The area where Mr Skripal was found is covered by numerous security cameras installed across the city last year in a £400,000 project. The high-definition footage is sharp enough to identify individual car number plates, council leader Matthew Dean told The National.
“Investigators believe they have identified the suspected perpetrators of the Novichok attack through CCTV and have cross-checked this with records of people who entered the country around that time,” the source told PA. “They (the investigators) are sure they (the suspects) are Russian.”
Police were Wednesday carrying out a finger-tip search of the park.
Experts have said that the accidental or deliberate discarding of the bottle was likely a major error, that could potentially tie the assassination team to the attack through DNA retrieved from the bottle.
The Metropolitan Police declined to comment on the report on Thursday but the conclusion would back the UK government’s assertion that Russia was behind the attack.
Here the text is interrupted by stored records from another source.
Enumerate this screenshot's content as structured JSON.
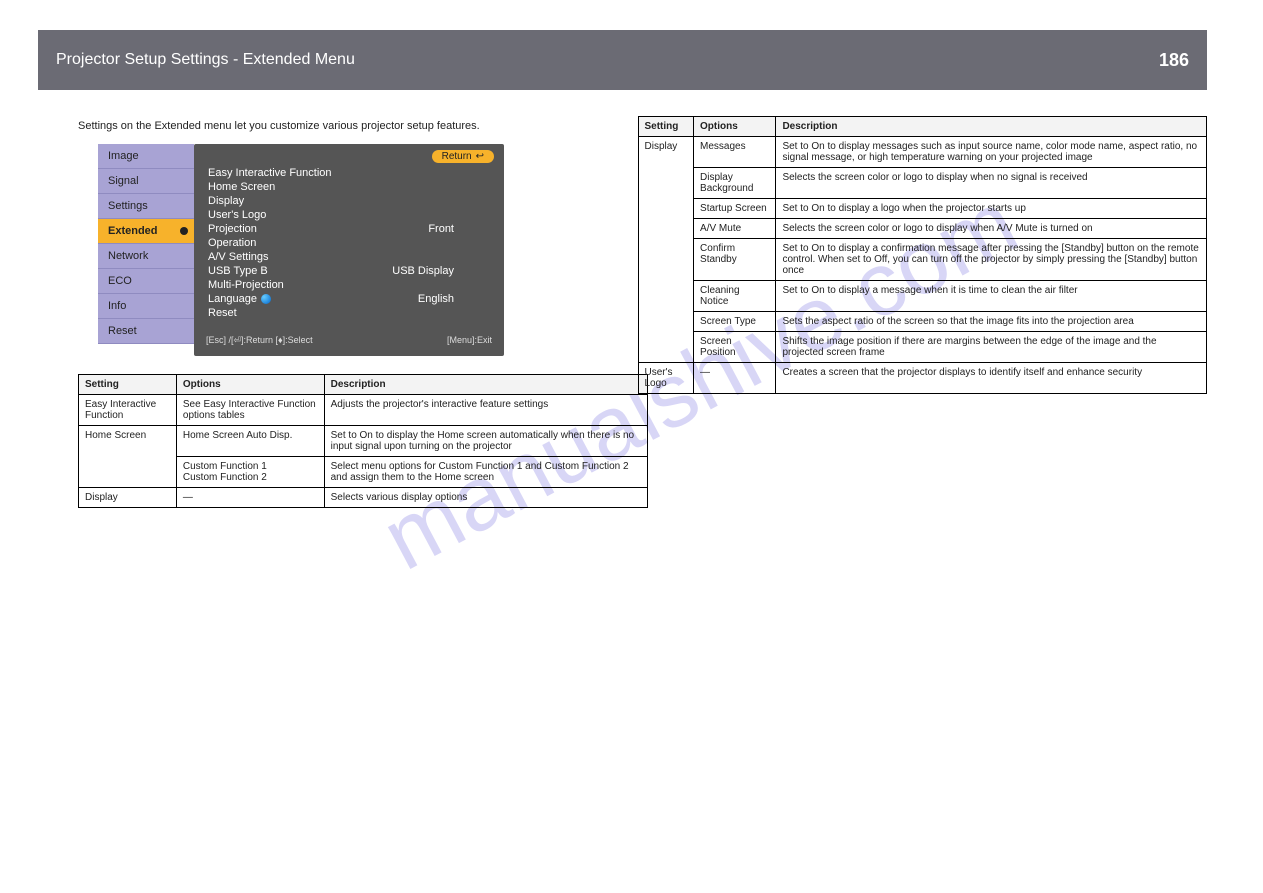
{
  "header": {
    "title": "Projector Setup Settings - Extended Menu",
    "page": "186"
  },
  "watermark": "manualshive.com",
  "intro": "Settings on the Extended menu let you customize various projector setup features.",
  "osd": {
    "tabs": [
      "Image",
      "Signal",
      "Settings",
      "Extended",
      "Network",
      "ECO",
      "Info",
      "Reset"
    ],
    "selected": "Extended",
    "return": "Return",
    "items": [
      {
        "l": "Easy Interactive Function",
        "r": ""
      },
      {
        "l": "Home Screen",
        "r": ""
      },
      {
        "l": "Display",
        "r": ""
      },
      {
        "l": "User's Logo",
        "r": ""
      },
      {
        "l": "Projection",
        "r": "Front"
      },
      {
        "l": "Operation",
        "r": ""
      },
      {
        "l": "A/V Settings",
        "r": ""
      },
      {
        "l": "USB Type B",
        "r": "USB Display"
      },
      {
        "l": "Multi-Projection",
        "r": ""
      },
      {
        "l": "Language",
        "r": "English",
        "globe": true
      },
      {
        "l": "Reset",
        "r": ""
      }
    ],
    "bottom_left": "[Esc] /[⏎]:Return  [♦]:Select",
    "bottom_right": "[Menu]:Exit"
  },
  "table1": {
    "head": [
      "Setting",
      "Options",
      "Description"
    ],
    "rows": [
      {
        "s": "Easy Interactive Function",
        "o": "See Easy Interactive Function options tables",
        "d": "Adjusts the projector's interactive feature settings"
      },
      {
        "s": "Home Screen",
        "o": "Home Screen Auto Disp.",
        "d": "Set to On to display the Home screen automatically when there is no input signal upon turning on the projector",
        "rowspan": 3,
        "merge": true
      },
      {
        "s": "",
        "o": "Custom Function 1\nCustom Function 2",
        "d": "Select menu options for Custom Function 1 and Custom Function 2 and assign them to the Home screen"
      }
    ],
    "last": {
      "s": "Display",
      "o": "—",
      "d": "Selects various display options"
    }
  },
  "table2": {
    "head": [
      "Setting",
      "Options",
      "Description"
    ],
    "rows": [
      {
        "s": "Display",
        "rowspan": 9,
        "cells": [
          {
            "o": "Messages",
            "d": "Set to On to display messages such as input source name, color mode name, aspect ratio, no signal message, or high temperature warning on your projected image"
          },
          {
            "o": "Display Background",
            "d": "Selects the screen color or logo to display when no signal is received"
          },
          {
            "o": "Startup Screen",
            "d": "Set to On to display a logo when the projector starts up"
          },
          {
            "o": "A/V Mute",
            "d": "Selects the screen color or logo to display when A/V Mute is turned on"
          },
          {
            "o": "Confirm Standby",
            "d": "Set to On to display a confirmation message after pressing the [Standby] button on the remote control. When set to Off, you can turn off the projector by simply pressing the [Standby] button once"
          },
          {
            "o": "Cleaning Notice",
            "d": "Set to On to display a message when it is time to clean the air filter"
          },
          {
            "o": "Screen Type",
            "d": "Sets the aspect ratio of the screen so that the image fits into the projection area"
          },
          {
            "o": "Screen Position",
            "d": "Shifts the image position if there are margins between the edge of the image and the projected screen frame"
          }
        ]
      },
      {
        "s": "User's Logo",
        "o": "—",
        "d": "Creates a screen that the projector displays to identify itself and enhance security"
      }
    ]
  }
}
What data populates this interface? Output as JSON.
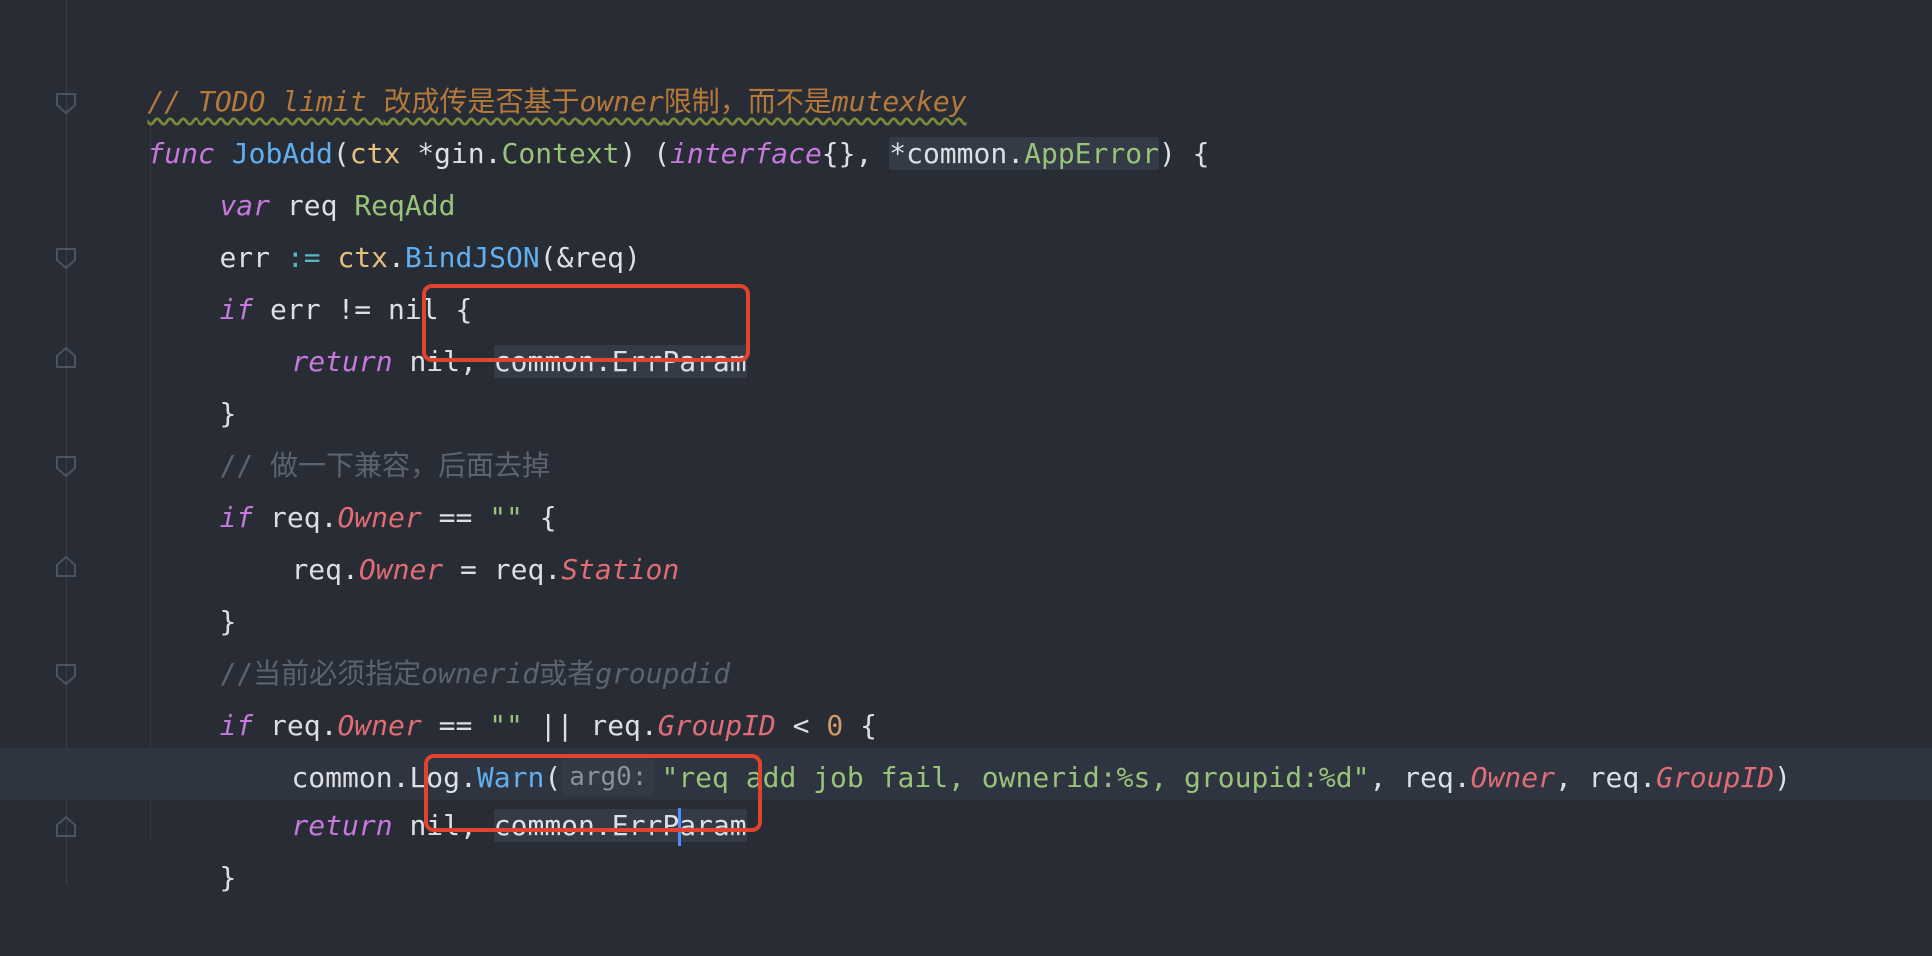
{
  "editor": {
    "lines": {
      "l1": {
        "slashes": "// ",
        "todo": "TODO limit ",
        "cn1": "改成传是否基于",
        "owner": "owner",
        "cn2": "限制，而不是",
        "mutexkey": "mutexkey"
      },
      "l2": {
        "func": "func",
        "name": "JobAdd",
        "ctx": "ctx",
        "star": "*",
        "gin": "gin",
        "context": "Context",
        "iface": "interface",
        "common": "common",
        "apperror": "AppError"
      },
      "l3": {
        "var": "var",
        "req": "req",
        "type": "ReqAdd"
      },
      "l4": {
        "err": "err",
        "assign": ":=",
        "ctx": "ctx",
        "bind": "BindJSON",
        "arg": "(&req)"
      },
      "l5": {
        "if": "if",
        "cond": "err != nil {"
      },
      "l6": {
        "ret": "return",
        "nil": "nil,",
        "common": "common",
        "errparam": "ErrParam"
      },
      "l7": {
        "brace": "}"
      },
      "l8": {
        "comment": "// 做一下兼容，后面去掉"
      },
      "l9": {
        "if": "if",
        "req": "req.",
        "owner": "Owner",
        "eq": " == ",
        "str": "\"\"",
        "brace": " {"
      },
      "l10": {
        "req": "req.",
        "owner": "Owner",
        "assign": " = ",
        "req2": "req.",
        "station": "Station"
      },
      "l11": {
        "brace": "}"
      },
      "l12": {
        "c1": "//当前必须指定",
        "c2": "ownerid",
        "c3": "或者",
        "c4": "groupdid"
      },
      "l13": {
        "if": "if",
        "req": "req.",
        "owner": "Owner",
        "eq": " == ",
        "str": "\"\"",
        "or": " || ",
        "req2": "req.",
        "groupid": "GroupID",
        "lt": " < ",
        "zero": "0",
        "brace": " {"
      },
      "l14": {
        "common": "common",
        "log": "Log",
        "warn": "Warn",
        "inlay": "arg0:",
        "str": "\"req add job fail, ownerid:%s, groupid:%d\"",
        "req1": "req.",
        "owner": "Owner",
        "req2": "req.",
        "groupid": "GroupID"
      },
      "l15": {
        "ret": "return",
        "nil": "nil,",
        "common": "common",
        "errp1": "ErrP",
        "errp2": "aram"
      },
      "l16": {
        "brace": "}"
      }
    },
    "colors": {
      "background": "#282c34",
      "keyword": "#c678dd",
      "function": "#61afef",
      "type": "#98c379",
      "field": "#e06c75",
      "comment": "#5c6370",
      "todo": "#b5793a",
      "highlight_box": "#e0442e"
    }
  }
}
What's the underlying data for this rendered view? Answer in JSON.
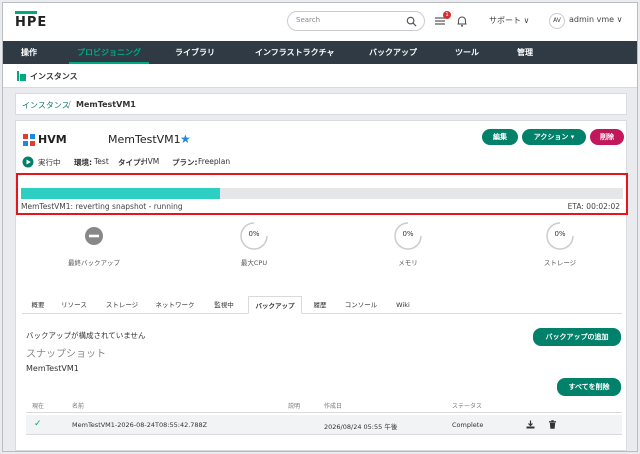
{
  "header": {
    "logo": "HPE",
    "search_placeholder": "Search",
    "notification_count": "1",
    "support_label": "サポート ∨",
    "avatar_initials": "AV",
    "user_label": "admin vme ∨"
  },
  "nav": {
    "items": [
      {
        "label": "操作"
      },
      {
        "label": "プロビジョニング"
      },
      {
        "label": "ライブラリ"
      },
      {
        "label": "インフラストラクチャ"
      },
      {
        "label": "バックアップ"
      },
      {
        "label": "ツール"
      },
      {
        "label": "管理"
      }
    ],
    "active_index": 1
  },
  "subheader": {
    "title": "インスタンス"
  },
  "breadcrumb": {
    "parent": "インスタンス",
    "separator": "/",
    "current": "MemTestVM1"
  },
  "instance": {
    "type_label": "HVM",
    "name": "MemTestVM1",
    "favorite_icon": "star-icon",
    "buttons": {
      "edit": "編集",
      "actions": "アクション ▾",
      "delete": "削除"
    },
    "status": "実行中",
    "environment_label": "環境:",
    "environment_value": "Test",
    "type_key": "タイプ:",
    "type_value": "HVM",
    "plan_label": "プラン:",
    "plan_value": "Freeplan"
  },
  "progress": {
    "value_fraction": 0.33,
    "label": "MemTestVM1: reverting snapshot - running",
    "eta": "ETA: 00:02:02",
    "color": "#2ccfc2"
  },
  "stats": [
    {
      "label": "最終バックアップ",
      "value": "",
      "icon": "minus-circle-icon"
    },
    {
      "label": "最大CPU",
      "value": "0%"
    },
    {
      "label": "メモリ",
      "value": "0%"
    },
    {
      "label": "ストレージ",
      "value": "0%"
    }
  ],
  "tabs": [
    {
      "label": "概要"
    },
    {
      "label": "リソース"
    },
    {
      "label": "ストレージ"
    },
    {
      "label": "ネットワーク"
    },
    {
      "label": "監視中"
    },
    {
      "label": "バックアップ"
    },
    {
      "label": "履歴"
    },
    {
      "label": "コンソール"
    },
    {
      "label": "Wiki"
    }
  ],
  "active_tab": 5,
  "backup": {
    "no_backup_text": "バックアップが構成されていません",
    "add_button": "バックアップの追加",
    "snapshots_title": "スナップショット",
    "vm_name": "MemTestVM1",
    "delete_all_button": "すべてを削除"
  },
  "table": {
    "headers": [
      "現在",
      "名前",
      "説明",
      "作成日",
      "ステータス"
    ],
    "rows": [
      {
        "current": "✓",
        "name": "MemTestVM1-2026-08-24T08:55:42.788Z",
        "description": "",
        "created": "2026/08/24 05:55 午後",
        "status": "Complete"
      }
    ]
  },
  "colors": {
    "accent": "#01a982",
    "button": "#01806a",
    "danger": "#c2185b",
    "nav_bg": "#2f3a45",
    "highlight_border": "#e8141c"
  }
}
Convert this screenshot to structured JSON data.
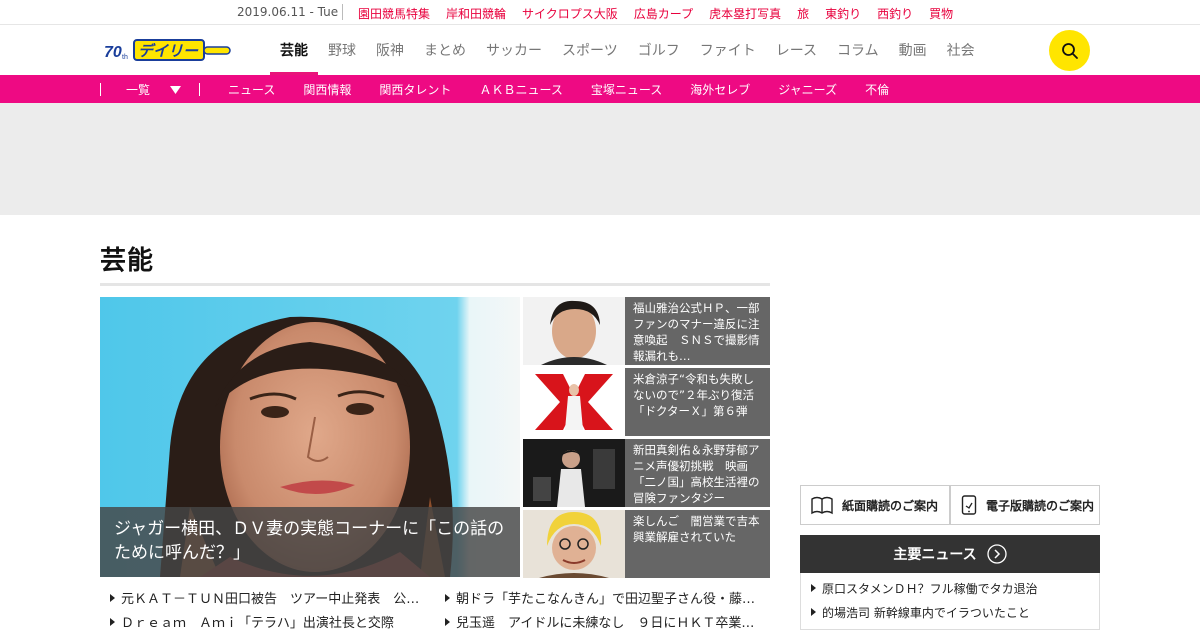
{
  "topbar": {
    "date": "2019.06.11 - Tue",
    "links": [
      "園田競馬特集",
      "岸和田競輪",
      "サイクロプス大阪",
      "広島カープ",
      "虎本塁打写真",
      "旅",
      "東釣り",
      "西釣り",
      "買物"
    ]
  },
  "header": {
    "logo_text": "デイリー",
    "logo_badge": "70th",
    "nav": [
      "芸能",
      "野球",
      "阪神",
      "まとめ",
      "サッカー",
      "スポーツ",
      "ゴルフ",
      "ファイト",
      "レース",
      "コラム",
      "動画",
      "社会"
    ],
    "active_nav": "芸能"
  },
  "subnav": {
    "all_label": "一覧",
    "links": [
      "ニュース",
      "関西情報",
      "関西タレント",
      "ＡＫＢニュース",
      "宝塚ニュース",
      "海外セレブ",
      "ジャニーズ",
      "不倫"
    ]
  },
  "section": {
    "title": "芸能"
  },
  "feature": {
    "caption": "ジャガー横田、ＤＶ妻の実態コーナーに「この話のために呼んだ？」"
  },
  "side_news": [
    {
      "text": "福山雅治公式ＨＰ、一部ファンのマナー違反に注意喚起　ＳＮＳで撮影情報漏れも…"
    },
    {
      "text": "米倉涼子“令和も失敗しないので”２年ぶり復活「ドクターＸ」第６弾"
    },
    {
      "text": "新田真剣佑＆永野芽郁アニメ声優初挑戦　映画「二ノ国」高校生活裡の冒険ファンタジー"
    },
    {
      "text": "楽しんご　闇営業で吉本興業解雇されていた"
    }
  ],
  "headlines": [
    "元ＫＡＴ－ＴＵＮ田口被告　ツアー中止発表　公…",
    "朝ドラ「芋たこなんきん」で田辺聖子さん役・藤…",
    "Ｄｒｅａｍ　Ａｍｉ「テラハ」出演社長と交際",
    "兒玉遥　アイドルに未練なし　９日にＨＫＴ卒業…"
  ],
  "right_column": {
    "print_subscription": "紙面購読のご案内",
    "digital_subscription": "電子版購読のご案内",
    "major_news_title": "主要ニュース",
    "major_news": [
      "原口スタメンＤＨ？フル稼働でタカ退治",
      "的場浩司 新幹線車内でイラついたこと"
    ]
  },
  "colors": {
    "brand_pink": "#ee0a83",
    "link_red": "#e8003d",
    "search_yellow": "#ffe500"
  }
}
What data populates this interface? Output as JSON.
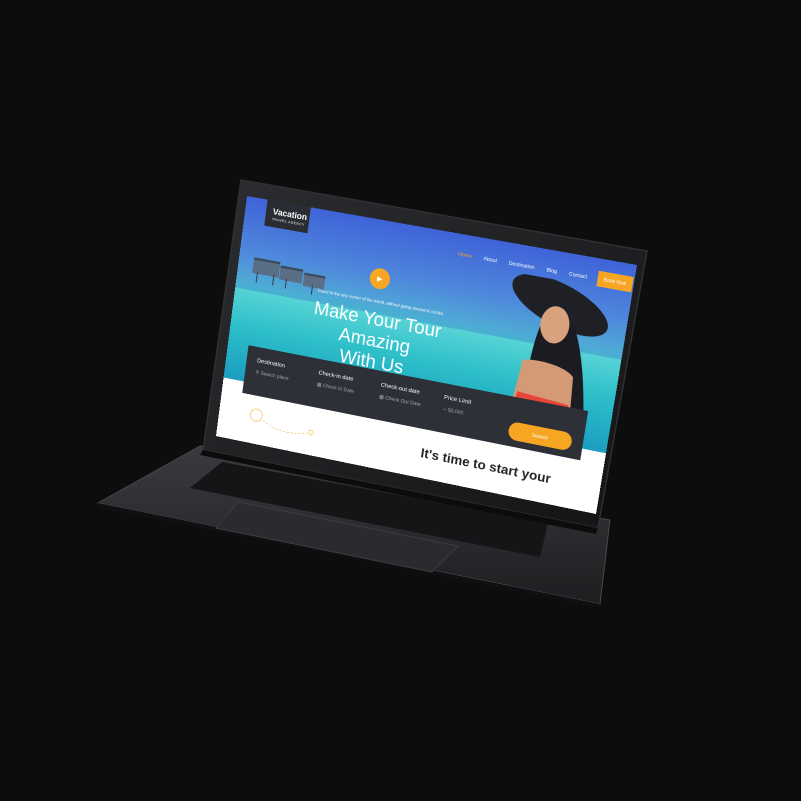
{
  "site": {
    "logo_main": "Vacation",
    "logo_sub": "TRAVEL AGENCY"
  },
  "nav": {
    "items": [
      "Home",
      "About",
      "Destination",
      "Blog",
      "Contact"
    ],
    "active_index": 0,
    "cta_label": "Book Now"
  },
  "hero": {
    "tagline": "Travel to the any corner of the world, without going around in circles",
    "headline_line1": "Make Your Tour Amazing",
    "headline_line2": "With Us",
    "play_icon": "play-icon"
  },
  "search": {
    "fields": [
      {
        "label": "Destination",
        "value": "Search place",
        "icon": "pin-icon"
      },
      {
        "label": "Check-in date",
        "value": "Check In Date",
        "icon": "calendar-icon"
      },
      {
        "label": "Check-out date",
        "value": "Check Out Date",
        "icon": "calendar-icon"
      },
      {
        "label": "Price Limit",
        "value": "$5,000",
        "icon": "dollar-icon"
      }
    ],
    "button_label": "Search"
  },
  "section": {
    "title": "It's time to start your"
  },
  "colors": {
    "accent": "#f6a623",
    "panel": "#2e3038",
    "background": "#0d0d0e"
  }
}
Ministers have said Russia’s link to Novichok, the Kremlin’s history of targeted assassinations in the UK – including the murder of former spy Alexander Litvinenko in 2006 using radioactive material - and the rarity of the nerve agent all signalled Russian state involvement.
The attack resulted in a tit-for-tat expulsion of diplomats by the UK and its allies and Russia and sent relations between the countries plunging to their worst levels in years. It also prompted the UK to successfully push for changes at the global chemical weapons watchdog that would allow inspectors to attribute blame for attacks using banned substances.
Russia has always denied that Russia was behind the attack. President Vladimir Putin told US broadcaster Fox News this week that unspecified domestic issues could have been responsible for the attack.
“We recently heard that two people suffered,” he said. “I have never even heard the names of these people. What kind of package? What chemical formula? Maybe there is some other reason for death.”